Solve (3x+3)(2-x) > 0: Finding Positive Values of x

Look at the following function:

$y=\left(3x+3\right)\left(2-x\right)$

Determine for which values of $x$ the following is true:

$f(x) > 0$

To solve this problem, we'll follow these steps:

• Step 1: Find the roots of the function by setting each factor equal to zero.
• Step 2: Analyze the intervals determined by these roots.
• Step 3: Determine where the product of the factors is positive.

Now, let's work through each step:

Step 1: Find the roots of the function:
The function $y = (3x + 3)(2 - x)$ is zero when either $3x + 3 = 0$ or $2 - x = 0$.

Solving these equations:
$3x + 3 = 0 \Rightarrow x = -1$
$2 - x = 0 \Rightarrow x = 2$

Step 2: Analyze the intervals determined by the roots.

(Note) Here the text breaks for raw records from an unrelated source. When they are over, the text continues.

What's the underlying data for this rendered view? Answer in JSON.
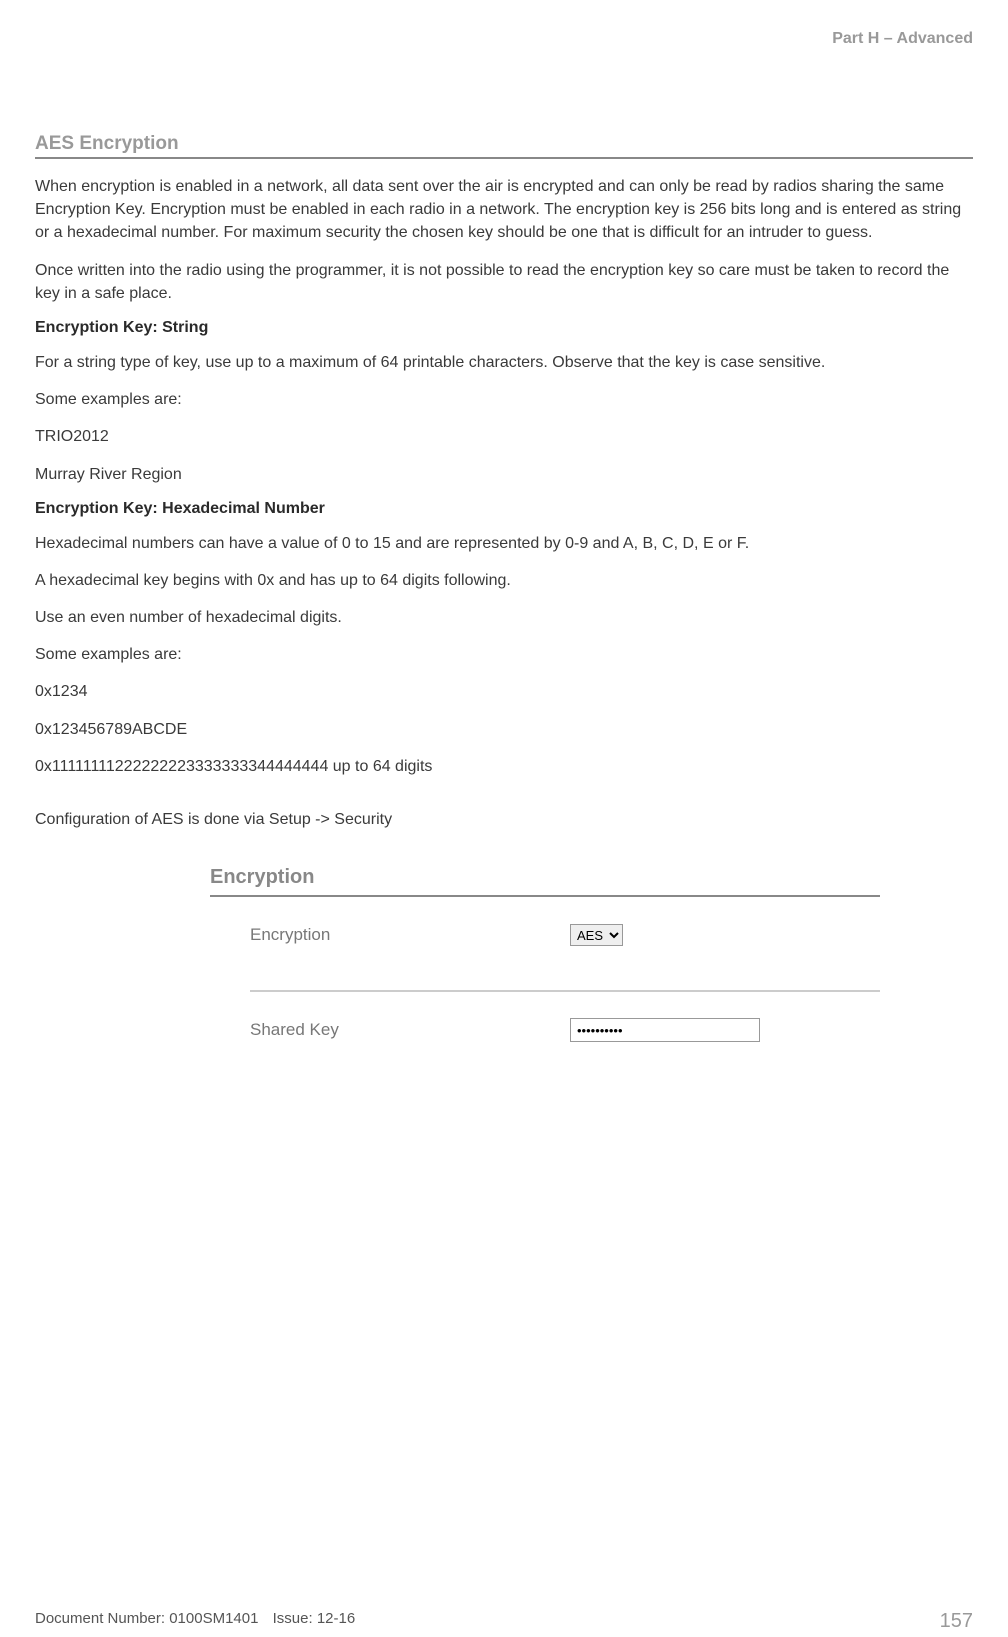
{
  "header": {
    "part": "Part H – Advanced"
  },
  "section": {
    "title": "AES Encryption"
  },
  "paras": {
    "p1": "When encryption is enabled in a network, all data sent over the air is encrypted and can only be read by radios sharing the same Encryption Key. Encryption must be enabled in each radio in a network. The encryption key is 256 bits long and is entered as string or a hexadecimal number. For maximum security the chosen key should be one that is difficult for an intruder to guess.",
    "p2": "Once written into the radio using the programmer, it is not possible to read the encryption key so care must be taken to record the key in a safe place.",
    "h1": "Encryption Key: String",
    "p3": "For a string type of key, use up to a maximum of 64 printable characters. Observe that the key is case sensitive.",
    "p4": "Some examples are:",
    "p5": "TRIO2012",
    "p6": "Murray River Region",
    "h2": "Encryption Key: Hexadecimal Number",
    "p7": "Hexadecimal numbers can have a value of 0 to 15 and are represented by 0-9 and A, B, C, D, E or F.",
    "p8": "A hexadecimal key begins with 0x and has up to 64 digits following.",
    "p9": "Use an even number of hexadecimal digits.",
    "p10": "Some examples are:",
    "p11": "0x1234",
    "p12": "0x123456789ABCDE",
    "p13": "0x11111111222222223333333344444444 up to 64 digits",
    "p14": "Configuration of AES is done via Setup -> Security"
  },
  "panel": {
    "heading": "Encryption",
    "row1_label": "Encryption",
    "row1_value": "AES",
    "row2_label": "Shared Key",
    "row2_value": "••••••••••"
  },
  "footer": {
    "docnum": "Document Number: 0100SM1401",
    "issue": "Issue: 12-16",
    "page": "157"
  }
}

The roots divide the number line into three intervals: $(-\infty, -1)$, $(-1, 2)$, and $(2, \infty)$.

Step 3: Determine the sign of $f(x)$ in each interval:

• For $x \in (-\infty, -1)$:
  Choose $x = -2$: $(3(-2) + 3)(2 - (-2)) = (-3)(4) = -12$. The product is negative.
• For $x \in (-1, 2)$:
  Choose $x = 0$: $(3(0) + 3)(2 - 0) = (3)(2) = 6$. The product is positive.
• For $x \in (2, \infty)$:
  Choose $x = 3$: $(3(3) + 3)(2 - 3) = (12)(-1) = -12$. The product is negative.

Therefore, the solution occurs when the product is positive, i.e., for values $x \in (-1, 2)$.

Thus, the intervals for which $f(x) > 0$ is $-2 < x < 1$.